今回、小さなスタートアップ会社から再び大きな会社へ戻る形の転職となった。応募したポジションはシニアディレクターだった。同じシニアディレクターの肩書でも、小さな会社と大きな会社では重みが違う。肩書の面で、僕には魅力的な転職だった。以前に働いていたひとつの大企業の中だけでシニア・プリンシパル・サイエンティストからシニアディレクターまで出世するのは結構大変だ。それに対して、いったん小さな会社に移ってシニアディレクターの肩書になっておき、その肩書をキープしたまま、もう一度大企業に戻ることができるのは、おいしい転職だ。アメリカでは、たくさんの人がそうやってひとつの会社内で出世していくより、転職でキャリアをステップアップしていく。

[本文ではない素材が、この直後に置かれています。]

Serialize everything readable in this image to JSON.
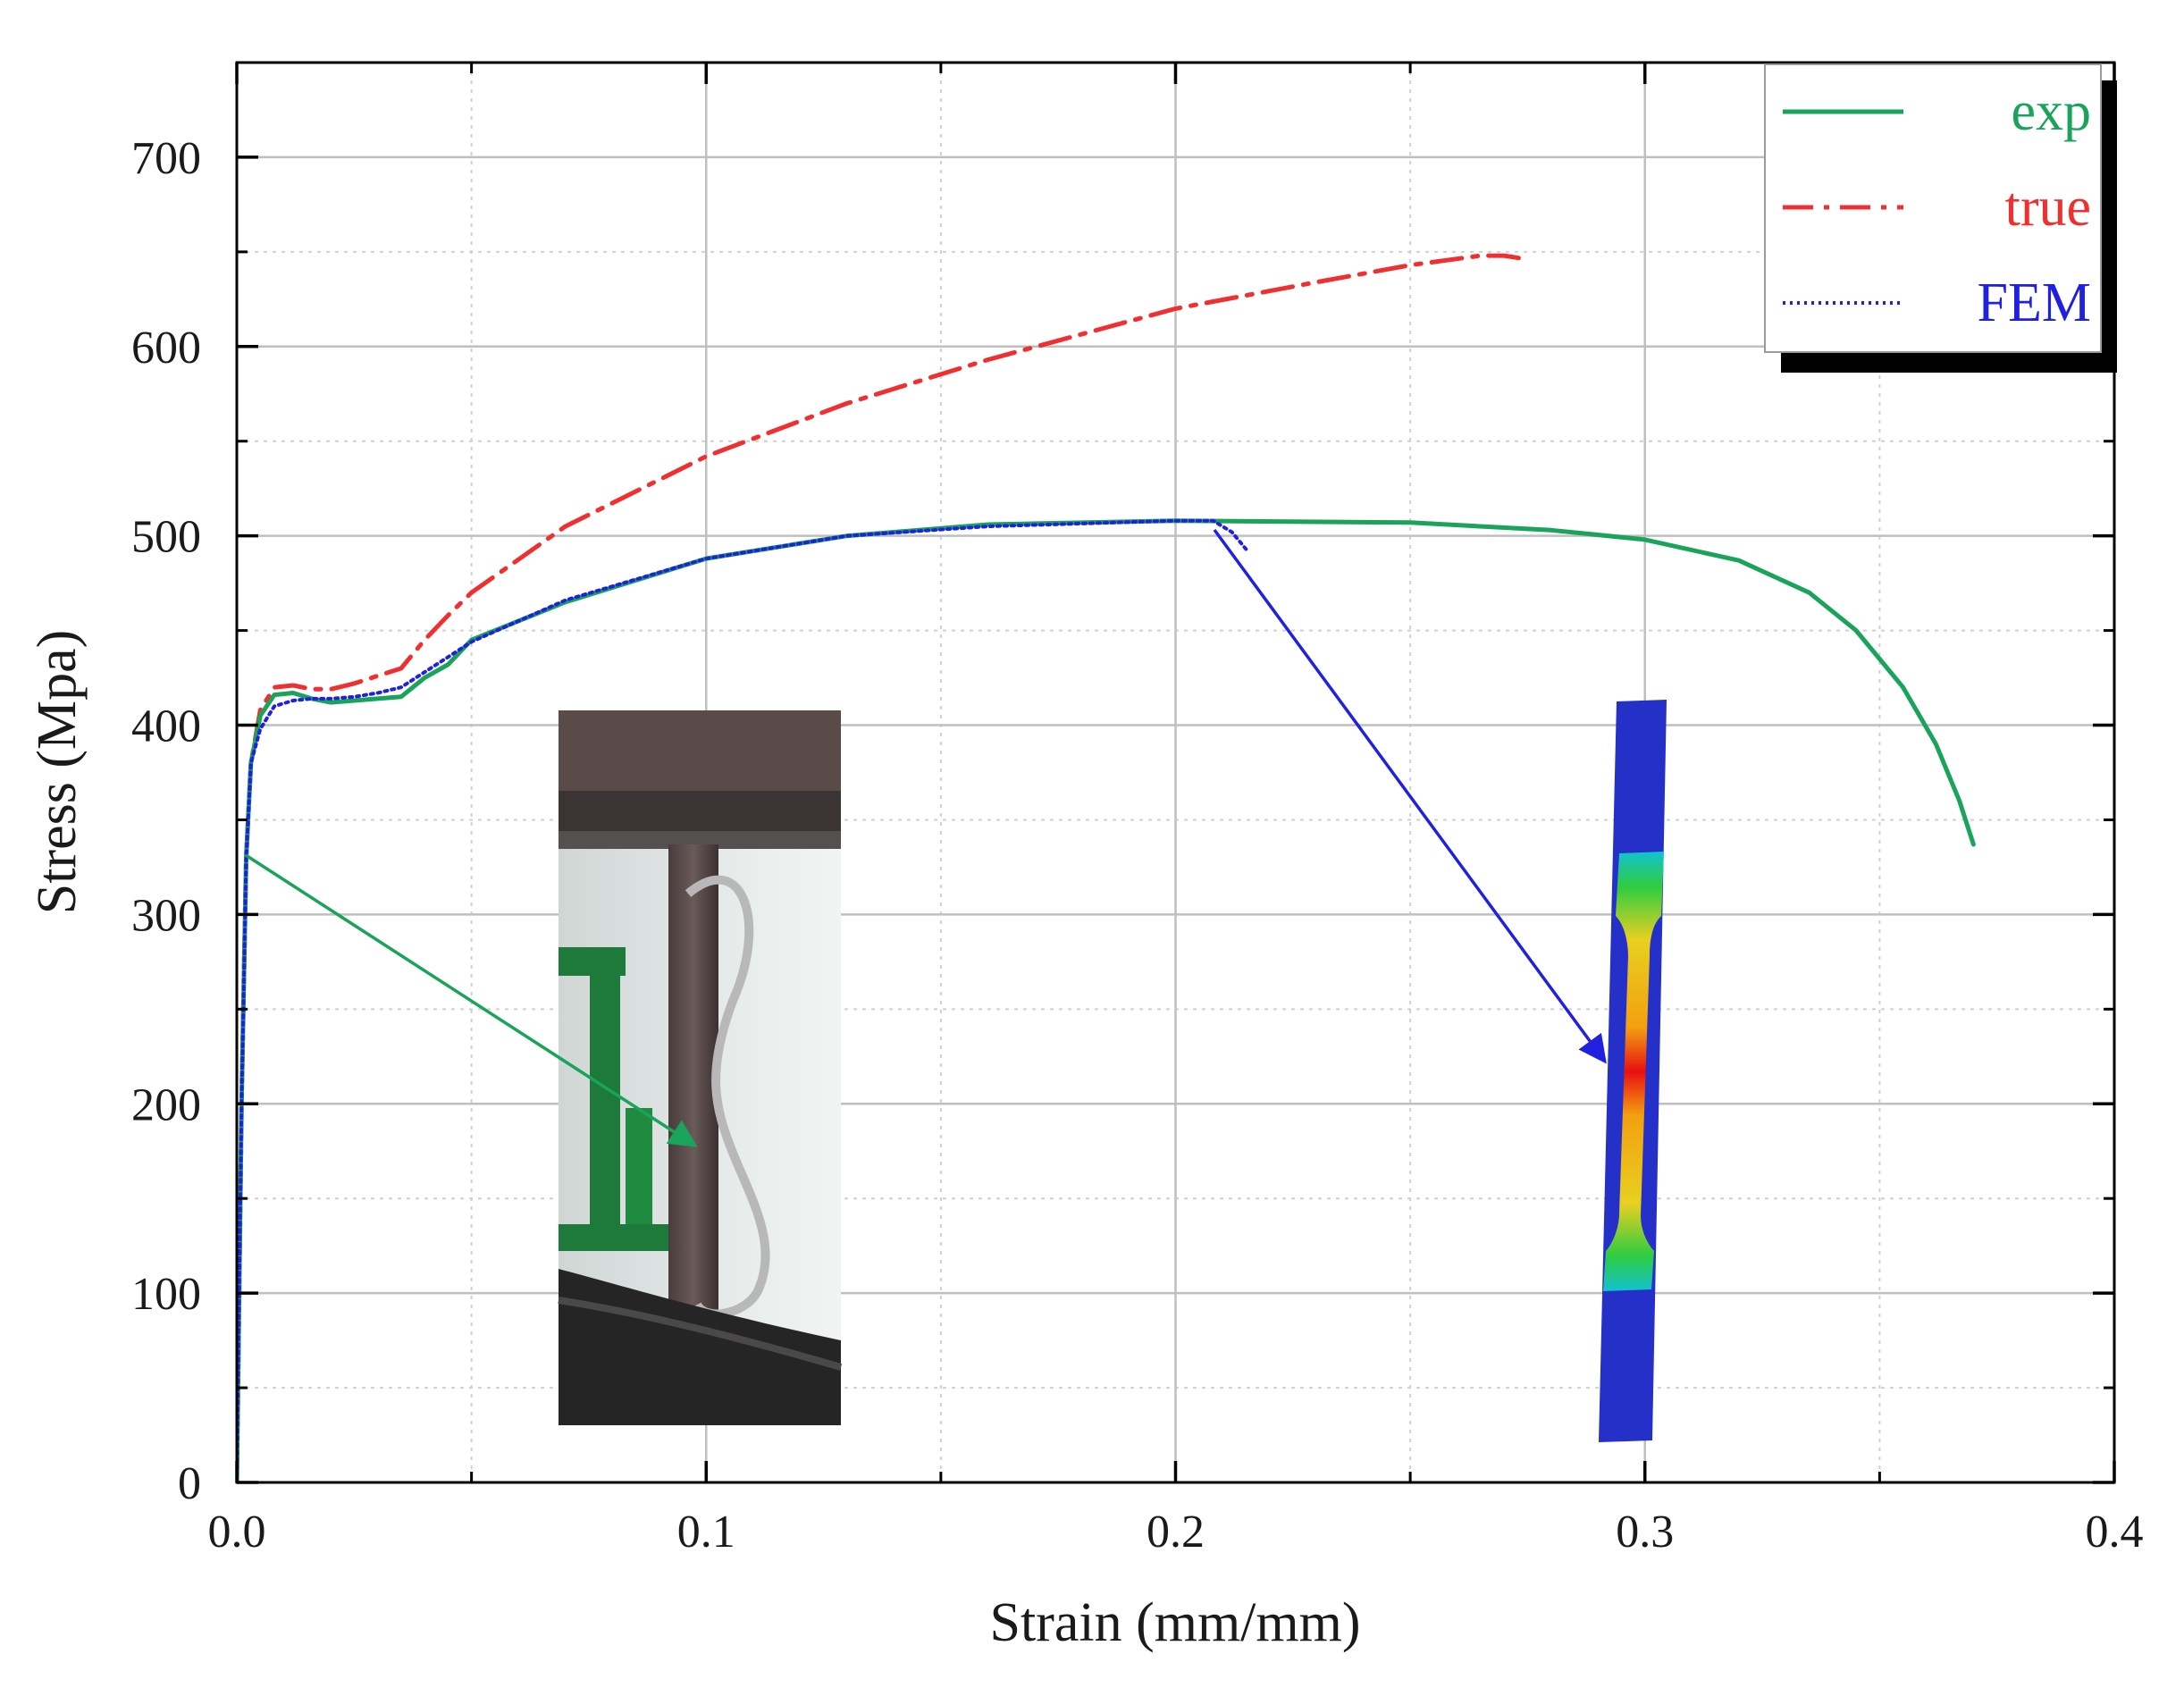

今回の転職が決まると、新しい会社から採用確認のメールが来た。メールには、仕事内容、給料などの雇用条件とともに、シニアディレクターの肩書で採用しますと書いてある。よしよし!と顔がほころぶ。

しかし、いざオファーレターをもらうと、肩書が違っていた。プリンシパル・サイエンティスト2となっているのだ。「えっ!何かの間違いかな? 前に採用した人のオファーレターを下書きにして作り直して、肩書を直し忘れたのかな?」

オファーレターを見ながら、採用担当者と最終確認する機会に、「ポジションがプリンシパル・サイエンティスト2と書かれていますが、シニアディレクターの間違いですよね?」と確認した。すると、採用担当者は、「いえ、間違いではありません。社内では、研究職で直属の部下を持たない場合は、シニアディレクターとは呼ばずに、プリンシパル・サイエンティスト2となります。ただし、シニアディレクターと全く同じ雇用条件で、呼び方が異なるだけです。なので心配しないでください。この肩書で何か問題ですか?」と返された。

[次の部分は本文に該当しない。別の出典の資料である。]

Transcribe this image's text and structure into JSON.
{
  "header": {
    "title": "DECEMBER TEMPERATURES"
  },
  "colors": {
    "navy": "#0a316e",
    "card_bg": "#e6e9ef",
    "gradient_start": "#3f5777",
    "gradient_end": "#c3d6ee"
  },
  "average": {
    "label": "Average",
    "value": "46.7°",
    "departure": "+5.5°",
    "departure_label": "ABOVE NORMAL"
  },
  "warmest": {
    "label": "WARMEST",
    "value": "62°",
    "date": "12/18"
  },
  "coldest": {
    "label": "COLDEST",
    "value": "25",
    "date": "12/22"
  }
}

雇用条件は変わらないのだから、僕は問題ないとしてオファーレターにサインした。でも、何となく自分の中にモヤモヤが残った。なぜだろう? 自分の中で知らず知らずの間に肩書にめちゃこだわっているからだ。仕事内容もやりがいも何も変わらないのに、人に自分のポジションを説明する時、プリンシパル・サイエンティスト2ですと言うより、シニアディレクターですと言いたいのだ。LinkedInの自分のプロフィールにシニアディレクターと書きたいのだ。他人にキャリアダウンの転職だと思われたくないのだ。人にどう見られるかで、くだらないプライドと見栄でモヤモヤしていた。そして、そんなくだらないプライドに翻弄されている自分の器の小ささにさらにモヤモヤしていたのだ。

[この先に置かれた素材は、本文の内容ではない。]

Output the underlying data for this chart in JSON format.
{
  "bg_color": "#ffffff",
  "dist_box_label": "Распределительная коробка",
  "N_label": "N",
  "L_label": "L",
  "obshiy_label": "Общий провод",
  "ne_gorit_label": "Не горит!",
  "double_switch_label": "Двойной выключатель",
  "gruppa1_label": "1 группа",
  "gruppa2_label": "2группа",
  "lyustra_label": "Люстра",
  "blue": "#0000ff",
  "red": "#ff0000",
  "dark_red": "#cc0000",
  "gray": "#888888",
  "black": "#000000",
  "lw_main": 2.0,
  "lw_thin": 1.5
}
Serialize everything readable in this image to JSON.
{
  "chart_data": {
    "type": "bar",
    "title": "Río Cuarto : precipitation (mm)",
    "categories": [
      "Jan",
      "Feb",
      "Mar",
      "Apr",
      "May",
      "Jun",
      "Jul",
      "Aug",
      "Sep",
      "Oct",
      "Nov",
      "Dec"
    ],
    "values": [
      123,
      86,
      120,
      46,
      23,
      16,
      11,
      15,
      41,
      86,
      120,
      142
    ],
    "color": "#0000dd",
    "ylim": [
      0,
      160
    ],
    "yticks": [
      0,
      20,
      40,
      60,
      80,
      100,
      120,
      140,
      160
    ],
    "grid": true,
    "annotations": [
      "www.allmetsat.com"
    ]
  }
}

立派な肩書に憧れること、出世してより高い肩書が欲しいと思うこと、これらの欲求はとても自然なことだし、悪いことでもない。向上心の表れだ。自分の人的資本価値を考える時、収入と肩書は、とても分かりやすい指標にはなる。収入と肩書が上がれば、励みになる。分かりやすい設定目標になるので、エネルギーの原動力となる。ただし、内容が伴っていなければ、空っぽの誤解を招く指標だ。分かっていたつもりでいたが、知らず知らずのうちに、そんなくだらないプライドと見栄で肩書に翻弄されてしまった自分を恥ずかしく思う出来事だった。

自分はちっぽけなことにまだまだこだわるなぁと痛感し、反省したところで、考え方を変えてみた。仕事内容、やりがい、雇用条件のすべてが、向上しているんだ。肩書だけが分かりにくいものに戻っただけだ。つまり、自分は肩書につられてではなく、仕事内容、やりがい、雇用条件で転職を決められたとできる。この方が、すっと清々しいと。